Accueil > Les dossiers > De l’automne 2004 à l’automne-hiver 2005/2006, du n° 18 au 21 > N° 21 (automne-hiver 05/06) / figures de l’écologie politique > Révélateurs de conscience
édito
Révélateurs de conscience
vendredi 9 décembre 2005
Hermaphrodite par nature, sans filiation avec une identité internationale pas plus qu’avec une tradition politique nationale bien implantée, l’écologie politique a dû se forger ses sources d’influences intellectuelles... Mieux encore, devant l’inconsistance des programmes politiques existants au moment de sa tortueuse émergence, l’écologie s’est dotée de ses propres éléments doctrinaux et de ses propres méthodes d’actions -où le hasard des rencontres militantes explique souvent l’hybridation des modes de combat : de l’environnementalisme au tiers-mondisme, du féminisme au pacifisme...
L’écologie politique, comme le souligne Serge Moscovici, est un mouvement orienté par une "culture de vie", qui ne peut se contenter de suivre une quelconque loi historique, pas plus que d’horizons économiquement indépassables... Il existe donc bien des sources mais non une source intellectuelle de l’écologie. Sorte de chimère programmatique, elle constitue une tentative de conciliation -sans cesse questionnée, remise en cause, abandonnée puis redécouverte- d’options aussi disparates que l’autogestion, l’esprit libertaire, l’utopie révolutionnaire, ou bien encore un rationalisme directement hérité de ses origines environnementalistes, sans oublier bien sûr une écume spirituelle (ou tout au moins esthétisante) sur les rapports entre l’homme et la nature, mais aussi entre les hommes eux-mêmes.

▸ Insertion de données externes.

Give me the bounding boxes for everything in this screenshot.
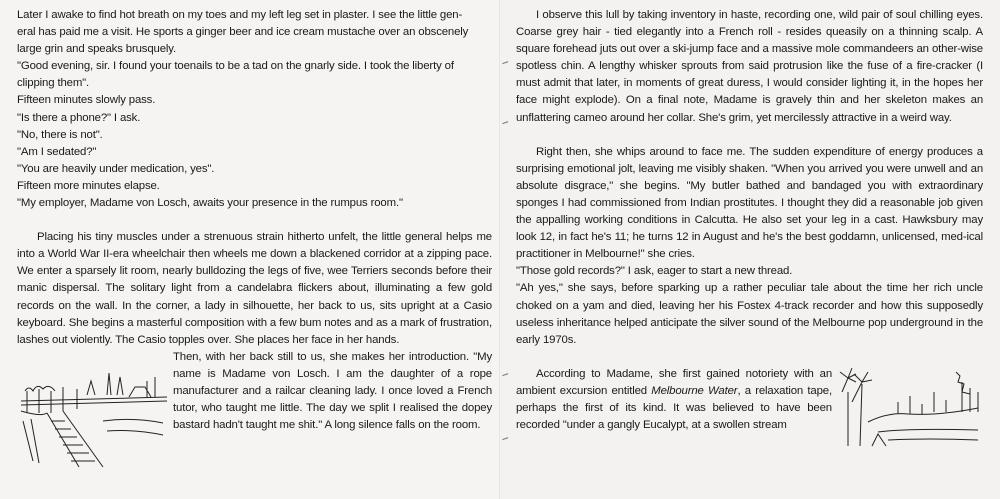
- introduction-block: [17, 349, 492, 434]
- wheelchair-paragraph: Placing his tiny muscles under a strenuous strain hitherto unfelt, the little general helps me into a World War II-era wheelchair then wheels me down a blackened corridor at a zipping pace. We enter a sparsely lit room, nearly bulldozing the legs of five, wee Terriers seconds before their manic dispersal. The solitary light from a candelabra flickers about, illuminating a few gold records on the wall. In the corner, a lady in silhouette, her back to us, sits upright at a Casio keyboard. She begins a masterful composition with a few bum notes and as a mark of frustration, lashes out violently. The Casio topples over. She places her face in her hands.: [17, 231, 492, 346]
- dialogue-line: "Is there a phone?" I ask.: [17, 111, 141, 124]
- tape-title: Melbourne Water: [651, 384, 738, 397]
- gold-records-question: "Those gold records?" I ask, eager to start a new thread.: [516, 265, 793, 278]
- right-page: [500, 0, 1000, 499]
- text-line: Later I awake to find hot breath on my toes and my left leg set in plaster. I see the little gen-: [17, 9, 463, 21]
- pier-sketch-illustration: [17, 351, 169, 469]
- margin-mark: [502, 121, 509, 128]
- text-line: large grin and speaks brusquely.: [17, 43, 176, 56]
- dialogue-line: Fifteen minutes slowly pass.: [17, 94, 156, 107]
- harbour-sketch-illustration: [838, 362, 983, 448]
- opening-paragraph: [17, 7, 492, 58]
- notoriety-block: [516, 366, 983, 434]
- introduction-paragraph: Then, with her back still to us, she makes her introduction. "My name is Madame von Losch. I am the daughter of a rope manufacturer and a railcar cleaning lady. I once loved a French tutor, who taught me little. The day we split I realised the dopey bastard hadn't taught me shit." A long silence falls on the room.: [173, 350, 492, 432]
- dialogue-line: Fifteen more minutes elapse.: [17, 179, 160, 192]
- dialogue-line: "Good evening, sir. I found your toenails to be a tad on the gnarly side. I took the liberty of clipping them".: [17, 60, 454, 90]
- dialogue-line: "No, there is not".: [17, 128, 103, 141]
- text-line: eral has paid me a visit. He sports a ginger beer and ice cream mustache over an obscenely: [17, 26, 469, 39]
- margin-mark: [502, 437, 509, 444]
- dialogue-block: [17, 58, 492, 212]
- whips-around-paragraph: Right then, she whips around to face me. The sudden expenditure of energy produces a surprising emotional jolt, leaving me visibly shaken. "When you arrived you were unwell and an absolute disgrace," she begins. "My butler bathed and bandaged you with extraordinary sponges I had commissioned from Indian prostitutes. I thought they did a reasonable job given the appalling working conditions in Calcutta. He also set your leg in a cast. Hawksbury may look 12, in fact he's 11; he turns 12 in August and he's the best goddamn, unlicensed, med-ical practitioner in Melbourne!" she cries.: [516, 145, 983, 261]
- notoriety-text-start: According to Madame, she first gained notoriety with an ambient excursion entitled: [516, 367, 832, 397]
- margin-mark: [502, 61, 509, 68]
- dialogue-line: "My employer, Madame von Losch, awaits your presence in the rumpus room.": [17, 197, 403, 210]
- margin-mark: [502, 373, 509, 380]
- notoriety-text-end: , a relaxation tape, perhaps the first of its kind. It was believed to have been recorded "under a gangly Eucalypt, at a swollen stream: [516, 384, 832, 432]
- dialogue-line: "Am I sedated?": [17, 145, 97, 158]
- inventory-paragraph: I observe this lull by taking inventory in haste, recording one, wild pair of soul chilling eyes. Coarse grey hair - tied elegantly into a French roll - resides queasily on a thinning scalp. A square forehead juts out over a ski-jump face and a massive mole commandeers an other-wise spotless chin. A lengthy whisker sprouts from said protrusion like the fuse of a fire-cracker (I must admit that later, in moments of great duress, I would consider lighting it, in the hopes her face might explode). On a final note, Madame is gravely thin and her skeleton makes an unflattering cameo around her collar. She's grim, yet mercilessly attractive in a weird way.: [516, 9, 983, 124]
- uncle-tale-paragraph: "Ah yes," she says, before sparking up a rather peculiar tale about the time her rich uncle choked on a yam and died, leaving her his Fostex 4-track recorder and how this supposedly useless inheritance helped anticipate the silver sound of the Melbourne pop underground in the early 1970s.: [516, 282, 983, 346]
- dialogue-line: "You are heavily under medication, yes".: [17, 162, 215, 175]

Figures de l’écologie a été conçu comme un regard subjectif des influences intellectuelles de l’écologie, mais aussi des lieux et des moments de lutte, parfois de crise, qui ont scandé son histoire, présente ou passée. Une construction aussi faite d’absences, de femmes et d’hommes, de lieux de mémoire, d’évènements, etc., qui ont également contribué à cette histoire.

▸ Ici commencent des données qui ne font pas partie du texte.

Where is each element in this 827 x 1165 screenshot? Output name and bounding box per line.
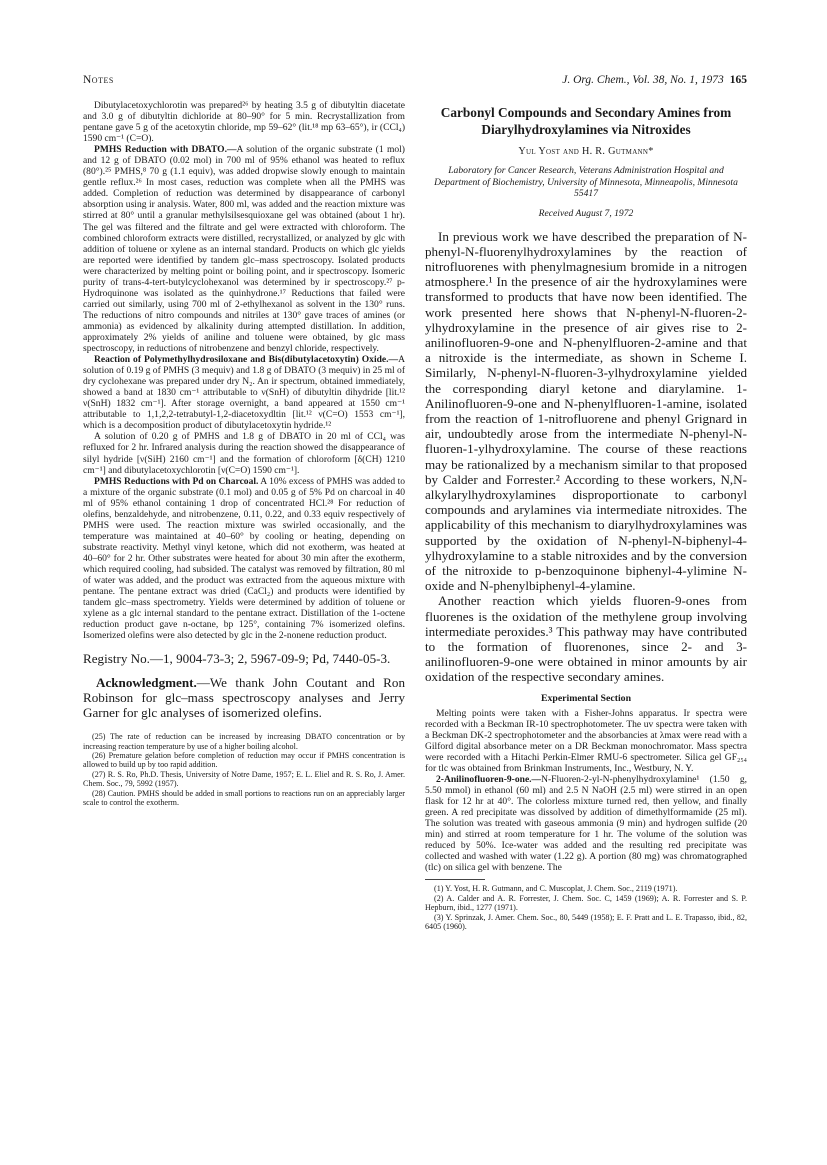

Il s’agit donc d’un kaléidoscope, d’un relevé topographique, d’un carottage à travers le temps et l’espace de sources théoriques, de figures qui ont contribué à construire un espace autonome de réflexion, mettant au centre les conditions d’une survie planétaire de l’espère humaine, et avec elle, de tous les non-humains. Mais ils sont peu nombreux ces précurseurs de l’écologie politique ! Le culte des "ancêtres" n’a pas encore eu le temps de s’instituer. Ces proches "ancêtres" sont bien des "révélateurs de conscience", pas des directeurs de conscience. Par leur vécu, leurs écrits, leurs interventions, ils témoignent de la sincérité et de la continuité de l’engagement, traçant des lignes de fuite, formant autant de point de repères, de nœuds de contestation et de remise en cause, de convivialité aussi. Ce numéro est donc bien une invitation au voyage dans le proche passé de l’écologie, mais aussi dans les espoirs qu’il ouvre pour l’avenir.
Nous ne pouvions terminer cet éditorial sans rendre hommage à Anne-Marie Marchetti qui nous a quitté le 13 octobre dernier. Auteure notamment de Perpétuité : le temps infini des longues peines (Plon, 2001) et de Pauvretés en prison (Eres, 1997) ; nous avions publié dans le n°15 d’EcoRev’ "Enfermement de la misère, misère de l’enfermement", son intervention au colloque de l’association "Droits d’Urgence : pauvreté et accès au droit".
C’est surtout de son engagement dont nous nous souviendrons. Elle n’aura de cesse de rappeler que ce sont les plus pauvres que l’on met en prison et de dénoncer la prison comme enclave totalitaire où les droits des personnes n’existent plus. Mais aussi, engagement indéfectible auprès de ceux qui au quotidien survivent en détention. Elle restera, pour celles et ceux qui l’ont connu un exemple de chercheuse engagée.
Va, Anne-Marie, vers les temps infinis de notre peine.